Before the slave trade, there was no business of transporting people over great distances. Yes, they were slaves, trapped in a holocaust-like snare; and yet, compensating for advances in technology, the business was similar in various ways to the mass migrations of the Irish and other europeans three centuries later. The abominable conditions of steerage on the great ocean liners paid for those fleets, inventing international tourism along the way.
Fascinating how european finance, insurance and commodities trade were transformed through the slave trade. The marshalling of so much information is confusing, yet one senses that this book will be around for some time.
Sugar, says Hugh Thomas, created the slave trade. Gold is pretty, but sugar was the real driving force.

Rating: 4 stars
Summary: Well-written, detailed book on the slave trade
Review: Thomas has written a detailed, comprehensive portrait of the slave trade. He emphasizes the perspective of the slave traders, rather than the slaves. He stresses the earlier, European roots, over the earlier Muslim traders, although he does not ignore the Arab and Moorish traders. He seems to focus a little more on the European than the American traders, but there is plenty of coverage of the latter.

One of the strengths and weaknesses of the book is its voice, which is clinically detached from the material. I would expect this informative, but cool voice in a study of cotton trading. At times, Thomas' distance disarms the reader, but more often it facilitates the reader's access to this centuries-old, horrific business.
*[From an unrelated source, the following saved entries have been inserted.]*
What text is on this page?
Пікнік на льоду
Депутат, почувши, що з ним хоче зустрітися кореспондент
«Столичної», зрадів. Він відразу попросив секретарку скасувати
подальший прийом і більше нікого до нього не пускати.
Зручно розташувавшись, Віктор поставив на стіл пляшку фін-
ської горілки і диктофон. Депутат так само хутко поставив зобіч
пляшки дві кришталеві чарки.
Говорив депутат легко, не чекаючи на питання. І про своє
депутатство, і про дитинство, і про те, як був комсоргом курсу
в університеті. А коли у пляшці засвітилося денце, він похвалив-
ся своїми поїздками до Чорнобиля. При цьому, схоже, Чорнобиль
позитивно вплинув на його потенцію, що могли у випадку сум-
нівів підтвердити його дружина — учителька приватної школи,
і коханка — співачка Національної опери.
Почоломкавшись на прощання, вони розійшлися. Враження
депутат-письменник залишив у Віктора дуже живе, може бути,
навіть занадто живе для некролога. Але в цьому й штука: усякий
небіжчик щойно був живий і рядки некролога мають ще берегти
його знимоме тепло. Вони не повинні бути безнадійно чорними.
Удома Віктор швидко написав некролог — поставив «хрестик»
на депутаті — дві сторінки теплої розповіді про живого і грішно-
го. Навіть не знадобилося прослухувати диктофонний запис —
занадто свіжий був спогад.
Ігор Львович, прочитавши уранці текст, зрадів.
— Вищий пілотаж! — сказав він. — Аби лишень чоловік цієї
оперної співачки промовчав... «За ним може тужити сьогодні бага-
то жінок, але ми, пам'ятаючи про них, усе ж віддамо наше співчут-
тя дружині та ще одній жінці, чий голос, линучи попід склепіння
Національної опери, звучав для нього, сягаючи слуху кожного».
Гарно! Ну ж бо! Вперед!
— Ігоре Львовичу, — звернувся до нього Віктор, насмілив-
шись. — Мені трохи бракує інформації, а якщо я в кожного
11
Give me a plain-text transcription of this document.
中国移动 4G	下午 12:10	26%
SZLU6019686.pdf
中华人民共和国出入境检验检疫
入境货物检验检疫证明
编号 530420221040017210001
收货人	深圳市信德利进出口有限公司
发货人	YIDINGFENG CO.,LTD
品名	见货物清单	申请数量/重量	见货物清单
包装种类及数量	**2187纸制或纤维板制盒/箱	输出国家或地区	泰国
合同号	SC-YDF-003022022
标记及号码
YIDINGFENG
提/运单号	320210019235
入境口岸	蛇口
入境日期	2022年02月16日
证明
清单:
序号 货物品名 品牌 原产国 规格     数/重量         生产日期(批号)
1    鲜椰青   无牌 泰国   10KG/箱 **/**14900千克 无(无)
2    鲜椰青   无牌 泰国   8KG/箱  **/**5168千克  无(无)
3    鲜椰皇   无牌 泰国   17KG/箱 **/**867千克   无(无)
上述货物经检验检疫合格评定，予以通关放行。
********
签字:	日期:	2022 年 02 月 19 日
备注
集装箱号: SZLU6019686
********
Thomas indirectly addresses the question why England so quickly converted its national policy on slave trading. He portrays several individuals who worked long, hard, and seemingly against the odds for the abolition of slave trading, if not slavery itself, but I still wonder how this policy seems to have gained such widespread acceptance among those naval officers on whom fell the duty of enforcement. I would have appreciated more insights into their feelings about slave trading and naval interdiction.

The length of the book probably did not permit the enlargement of its scope, but the reader seeking the slave's point of view may not be satisfied. Largely drawing from The Life of Olaudah Equiano, Thomas explains that there was little literature on which he could rely for this perspective.

The book is well written and seems well researched. I most appreciated Thomas' quanitification of the enormity of the slave trade without overwhelming me with statistics. I wouldn't call it a page-turner, but I had trouble putting it down.